Michael J. O'Donnell,Ilia Bisnovatyi
Abstract:Computing practice today depends on visual output to drive almost all user interaction. Other senses, such as audition, may be totally neglected, or used tangentially, or used in highly restricted specialized ways. We have excellent audio rendering through D-A conversion, but we lack rich general facilities for modeling and manipulating sound comparable in quality and flexibility to graphics. We need co-ordinated research in several disciplines to improve the use of sound as an interactive information channel.
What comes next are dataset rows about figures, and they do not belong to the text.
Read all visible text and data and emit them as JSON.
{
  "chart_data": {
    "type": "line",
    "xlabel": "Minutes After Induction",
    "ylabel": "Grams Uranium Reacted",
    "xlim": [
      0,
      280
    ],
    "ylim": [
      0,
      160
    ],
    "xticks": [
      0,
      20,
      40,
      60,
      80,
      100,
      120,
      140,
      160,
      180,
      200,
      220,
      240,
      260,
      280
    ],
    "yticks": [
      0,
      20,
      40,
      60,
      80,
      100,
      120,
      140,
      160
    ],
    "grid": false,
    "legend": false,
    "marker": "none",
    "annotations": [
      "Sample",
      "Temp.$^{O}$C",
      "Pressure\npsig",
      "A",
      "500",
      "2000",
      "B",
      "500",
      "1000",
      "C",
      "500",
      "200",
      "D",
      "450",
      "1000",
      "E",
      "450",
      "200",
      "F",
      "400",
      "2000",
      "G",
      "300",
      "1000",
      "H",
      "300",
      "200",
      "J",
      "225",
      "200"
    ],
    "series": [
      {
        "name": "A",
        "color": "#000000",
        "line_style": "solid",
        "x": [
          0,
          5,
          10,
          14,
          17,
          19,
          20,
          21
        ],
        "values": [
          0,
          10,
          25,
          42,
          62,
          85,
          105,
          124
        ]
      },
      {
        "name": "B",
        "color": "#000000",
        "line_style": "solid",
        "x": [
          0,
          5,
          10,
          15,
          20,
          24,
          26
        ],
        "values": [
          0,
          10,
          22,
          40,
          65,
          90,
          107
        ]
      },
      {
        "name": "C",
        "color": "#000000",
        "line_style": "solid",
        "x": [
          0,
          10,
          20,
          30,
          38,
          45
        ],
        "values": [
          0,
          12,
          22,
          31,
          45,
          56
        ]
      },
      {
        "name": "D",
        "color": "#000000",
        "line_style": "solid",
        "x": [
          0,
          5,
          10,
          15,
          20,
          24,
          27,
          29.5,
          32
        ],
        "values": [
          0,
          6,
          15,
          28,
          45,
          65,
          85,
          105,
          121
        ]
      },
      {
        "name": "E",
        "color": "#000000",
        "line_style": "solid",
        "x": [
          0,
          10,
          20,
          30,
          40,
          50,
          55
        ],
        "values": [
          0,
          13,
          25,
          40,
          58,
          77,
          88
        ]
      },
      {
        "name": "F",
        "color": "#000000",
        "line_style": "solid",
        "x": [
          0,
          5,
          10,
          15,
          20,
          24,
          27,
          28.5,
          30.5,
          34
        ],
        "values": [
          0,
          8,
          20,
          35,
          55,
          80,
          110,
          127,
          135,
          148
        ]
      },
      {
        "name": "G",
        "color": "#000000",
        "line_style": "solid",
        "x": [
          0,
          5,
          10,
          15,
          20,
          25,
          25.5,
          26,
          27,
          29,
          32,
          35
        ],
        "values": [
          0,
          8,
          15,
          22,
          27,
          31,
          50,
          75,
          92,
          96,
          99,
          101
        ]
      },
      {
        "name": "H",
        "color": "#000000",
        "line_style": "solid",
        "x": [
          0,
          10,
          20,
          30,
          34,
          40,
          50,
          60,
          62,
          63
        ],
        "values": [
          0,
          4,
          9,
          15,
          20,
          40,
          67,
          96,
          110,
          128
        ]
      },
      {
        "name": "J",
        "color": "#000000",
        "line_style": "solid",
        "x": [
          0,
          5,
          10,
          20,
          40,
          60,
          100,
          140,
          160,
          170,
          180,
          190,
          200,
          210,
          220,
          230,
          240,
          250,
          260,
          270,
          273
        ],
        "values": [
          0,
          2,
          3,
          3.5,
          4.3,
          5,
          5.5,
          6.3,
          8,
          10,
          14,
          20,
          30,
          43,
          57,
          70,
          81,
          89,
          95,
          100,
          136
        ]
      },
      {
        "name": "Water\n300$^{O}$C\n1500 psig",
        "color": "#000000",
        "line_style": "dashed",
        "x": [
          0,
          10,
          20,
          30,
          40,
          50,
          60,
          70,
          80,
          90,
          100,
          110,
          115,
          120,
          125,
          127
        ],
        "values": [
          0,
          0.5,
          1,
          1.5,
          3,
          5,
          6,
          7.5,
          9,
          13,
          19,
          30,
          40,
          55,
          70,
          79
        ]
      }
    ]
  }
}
Incremental and separate improvements in synthesis, analysis, speech processing, audiology, acoustics, music, etc. will not alone produce the radical progress that we seek in sonic practice. We also need to create a new central topic of study in digital audio research. The new topic will assimilate the contributions of different disciplines on a common foundation. The key central concept that we lack is sound as a general-purpose information channel. We must investigate the structure of this information channel, which is driven by the co-operative development of auditory perception and physical sound production. Particular audible encodings, such as speech and music, illuminate sonic information by example, but they are no more sufficient for a characterization than typography is sufficient for a characterization of visual information.
What problem does this paper attempt to address?
The core issue this paper attempts to address is the lack of research on sound as an information channel in computer science. Specifically, the authors point out that current sound research mainly focuses on isolated areas such as sound generation, propagation, and perception, lacking a unified theoretical framework that integrates these fields. To achieve this goal, the paper proposes the following points:
1. **Interdisciplinary Collaboration**: Coordinated research is needed across multiple disciplines, including computer science, numerical mathematics, psychology, linguistics, bioacoustics, and music, to understand different aspects of sound structure.
2. **Information Structure of Sound**: Explore the essential characteristics of sound as a universal information channel and reveal its intrinsic structure through different applications (such as speech and music).
3. **Time Scales**: Study the perceptual characteristics of sound at different time scales, including pitch perception, transient effects, and event sequences.
4. **Descriptive Models**: Propose various sound descriptive models, such as waveform models, Fourier models, time-frequency models, stochastic models, excitation/filter models, and physical models, to better understand and manipulate sound.
5. **Synthesis and Analysis Techniques**: Develop new sound synthesis methods and address challenging issues in sound analysis, particularly how to choose the most appropriate description from infinitely many possibilities.
6. **Auditory User Interface**: Develop sound-based human-computer interaction interfaces (AUI) to fully utilize the potential of sound in conveying information.
7. **Linear and Nonlinear Theories**: Explore sound theories applicable to nonlinear phenomena to better understand complex sound generation mechanisms.
8. **Auditory Scene Analysis**: Build technologies capable of separating and identifying different sound sources, similar to object recognition in computer vision.
9. **Collaboration between Art and Science**: Emphasize the application value of artistic principles in scientific and engineering fields, especially in enhancing the effectiveness of information presentation.
In summary, the paper aims to promote a deeper understanding of sound as an information medium through the establishment of an interdisciplinary research community and to advance its practical applications in multiple fields.